For a triangle with sides $a, b, c$ (where $c$ is the biggest side) there is a simple check to see whether it's circumcenter lies inside of it:
$$a^2 + b^2 < c^2$$
Is there such an inequality for a cyclic quadrilateral, given its side lengths $a, b, c, d$ (with longest side $d$)?
Can this be generalized to a cyclic convex $n$-gon?
On
Let $a, b, c, d$ be the lengths of the sides with $a$ being longest or tied for longest (we will eventually see that if there is a tie then the circumcenter is forced inside the polygon). Interchanging the order of the sides has no effect on the circumcircle and so WLOG the $a$ and $b$ sides are taken to be adjacent to each other.
Draw the diagonal that separates the $a, b$ sides from the $c, d$ sides. Let $\theta$ be the angle between the $a$ and $b$ sides, $\theta'$ be the angle between the $c$ and $d$ sides. Apply the Law of Cosines to the two triangles formed by the diagonal:
$\cos(\theta)=(a^2+b^2-x^2)/(2ab)$
$\cos(\theta')=(c^2+d^2-x^2)/(2cd)$
The two angles are supplementary, therefore their cosines sum to zero and the right sides of the above equations must do the same. Form that Sun and solve for $x^2$:
$x^2=(ab(c^2+d^2)+cd(a^2+b^2))/(ab+cd)$
The circumcenter is outside the quadrilateral when it is on tge opposite side of the $a$ side from the diagonal we drew above. That condition is:
$a^2>x^2+b^2$
Substitute for x, work through the algebra and obtain this result for the circumcenter lying outside the quadtilateral:
$a^3-a(b^2+c^2+d^2)-2bcd>0$
Note that if $b$,$c$, or $d$ matches $a$, the left side is forced to be negative, pushing the circumenter inside the polygon.
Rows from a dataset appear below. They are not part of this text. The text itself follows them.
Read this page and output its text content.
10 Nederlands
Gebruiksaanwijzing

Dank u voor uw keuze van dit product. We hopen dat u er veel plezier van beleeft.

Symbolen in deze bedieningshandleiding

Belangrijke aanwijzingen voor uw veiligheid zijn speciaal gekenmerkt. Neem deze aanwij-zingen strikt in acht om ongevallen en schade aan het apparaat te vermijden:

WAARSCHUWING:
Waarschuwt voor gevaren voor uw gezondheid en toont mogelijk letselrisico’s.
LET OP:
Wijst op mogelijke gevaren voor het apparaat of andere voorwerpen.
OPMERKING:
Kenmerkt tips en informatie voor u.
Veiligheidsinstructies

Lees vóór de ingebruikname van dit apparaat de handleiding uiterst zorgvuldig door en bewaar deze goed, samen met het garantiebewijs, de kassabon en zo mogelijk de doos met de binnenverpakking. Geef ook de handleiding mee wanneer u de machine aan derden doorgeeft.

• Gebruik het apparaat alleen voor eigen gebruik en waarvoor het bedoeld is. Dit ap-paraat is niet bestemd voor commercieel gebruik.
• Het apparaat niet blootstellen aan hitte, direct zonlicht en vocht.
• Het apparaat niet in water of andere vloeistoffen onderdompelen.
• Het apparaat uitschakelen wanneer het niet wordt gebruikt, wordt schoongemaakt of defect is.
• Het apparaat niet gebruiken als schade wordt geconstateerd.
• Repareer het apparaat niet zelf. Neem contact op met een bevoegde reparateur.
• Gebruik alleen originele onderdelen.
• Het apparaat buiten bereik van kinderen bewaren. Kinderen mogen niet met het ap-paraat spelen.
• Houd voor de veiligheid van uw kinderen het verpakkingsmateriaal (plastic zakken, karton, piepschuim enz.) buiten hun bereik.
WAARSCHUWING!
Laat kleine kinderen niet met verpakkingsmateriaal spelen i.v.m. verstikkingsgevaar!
The circumcenter of a triangle is inside the triangle if and only if $$ (a^2+b^2-c^2)(c^2+a^2-b^2)(b^2+c^2-a^2)\gt0\tag{1} $$
The diagonal with sides $a$ and $b$ on one side and $c$ and $d$ on the other is $$ e^2=\frac{\frac{a^2+b^2}{ab}+\frac{c^2+d^2}{cd}}{\frac1{ab}+\frac1{cd}}\tag{2} $$ Then the circumcenter is inside the quadrilateral if and only if $$ \hspace{-10pt}\small(a^2+b^2-e^2)(e^2+a^2-b^2)(b^2+e^2-a^2)(c^2+d^2-e^2)(e^2+c^2-d^2)(d^2+e^2-c^2)\lt0\tag{3} $$ or $$ a^2+b^2=c^2+d^2\tag{4} $$ Note that $(4)$ implies equality in $(3)$.